Before, GoPhillyGo ran a pilot program in Norristown and Southwest Philadelphia examining how combining modes of transportation, specifically bike and transit, can drastically increase the area a person can cover without a car in a given time. 

“The practical outcome of this is that more trips are possible without a car when a user combines modes like bike and transit,” Rogers said.  

There are a variety of data and technologies that drive GoPhillyGo. On the software side, they rely on the open source OpenTripPlanner project to calculate directions and "travelsheds". OpenTripPlanner relies on OpenStreetMap data for roads and trails, and on General Transit Feed Specification (GTFS) data for the transit schedules. 
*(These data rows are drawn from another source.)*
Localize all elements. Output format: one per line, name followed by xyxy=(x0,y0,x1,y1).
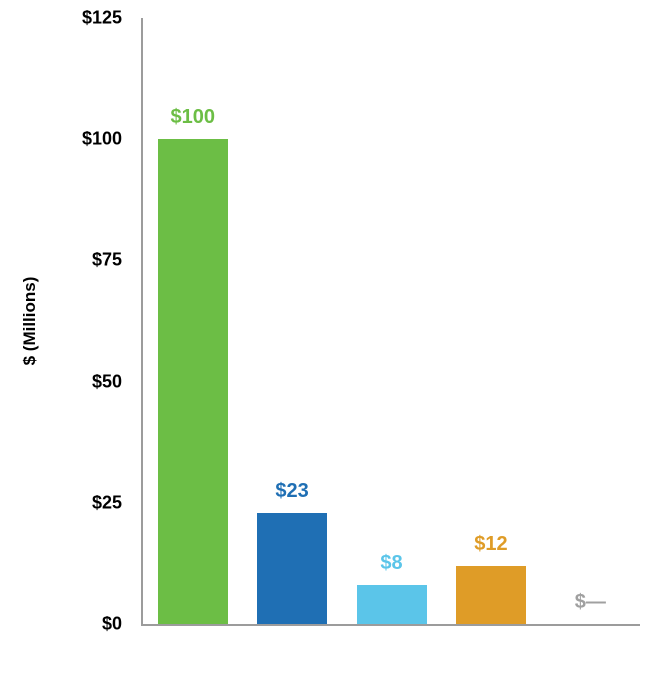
bar-value-label: $100 xyxy=(170,106,215,129)
bar xyxy=(157,139,228,624)
bar-slot: $12 xyxy=(441,18,540,624)
bar-slot: $— xyxy=(541,18,640,624)
y-tick-label: $25 xyxy=(91,492,122,513)
y-axis-ticks: $0 $25 $50 $75 $100 $125 xyxy=(0,8,130,634)
bar-slot: $100 xyxy=(143,18,242,624)
y-tick-label: $125 xyxy=(81,7,122,28)
bar-value-label: $12 xyxy=(474,532,508,555)
bar xyxy=(257,512,328,624)
bar-value-label: $— xyxy=(574,591,606,613)
bar xyxy=(356,585,427,624)
plot-area: $100 $23 $8 $12 $— xyxy=(141,18,640,626)
y-tick-label: $0 xyxy=(101,613,122,634)
y-tick-label: $50 xyxy=(91,371,122,392)
bar-slot: $8 xyxy=(342,18,441,624)
y-tick-label: $75 xyxy=(91,249,122,270)
bar-value-label: $8 xyxy=(380,552,403,575)
bar-value-label: $23 xyxy=(275,479,309,502)
bar xyxy=(455,565,526,624)
bar-slot: $23 xyxy=(242,18,341,624)
y-tick-label: $100 xyxy=(81,128,122,149)
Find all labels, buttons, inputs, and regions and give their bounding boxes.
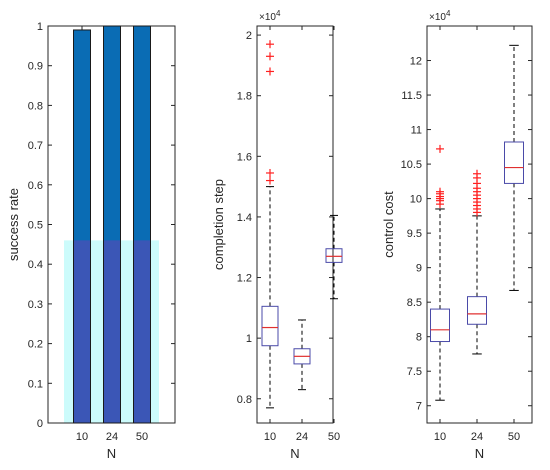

Bike directions can be selected that put more weight on flatter routes, safer routes, or the faster routes. Transit users can select a larger radius they are willing to walk, Rogers added. 

“GTFS is a standardized format for locations and times of public transit systems, and we use data from SEPTA, PATCO, NJ Transit, DART, and Phlash,” Rogers said. “For display, we also use data from the DVRPC, Uwishunu, and the Indego API.”

One of the primary features that make GoPhillyGo unique, and sets it apart from other mapping resources is the combine mode feature it has. Multimodal transportation means combining more than one type of transportation. 

“So biking to a train station, taking the train, then biking the last bit to your destination is a multimodal trip. Bikeshare is perfect for combining modes - taking the subway into Center City, walking to an Indego station, biking to another station, then walking to your destination,” Rogers said. “When you combine modes on GoPhillyGo and get directions, it gives you the best set of directions using all of the modes you select.”

GoPhillyGo is focused on the Philadelphia region right now and have considered expanding the program to include Delaware, all of New Jersey, Northeast Pennsylvania, or New York. Rogers said he would not rule their options out for the future. 

In the next year the Council hopes to have a mobile optimized version of the site, so GoPhillyGo can be used on the go and on a user’s phone for directions. After that gets off the ground the Council will evaluate the need and benefit of developing native apps.

 “At the current time we are focused on making the Philadelphia part of this as effective as possible,” Rogers said. “The website is all open-source though, so a group in any other area could build a Chicago, or New York, or Boston version of this website using data from their region.”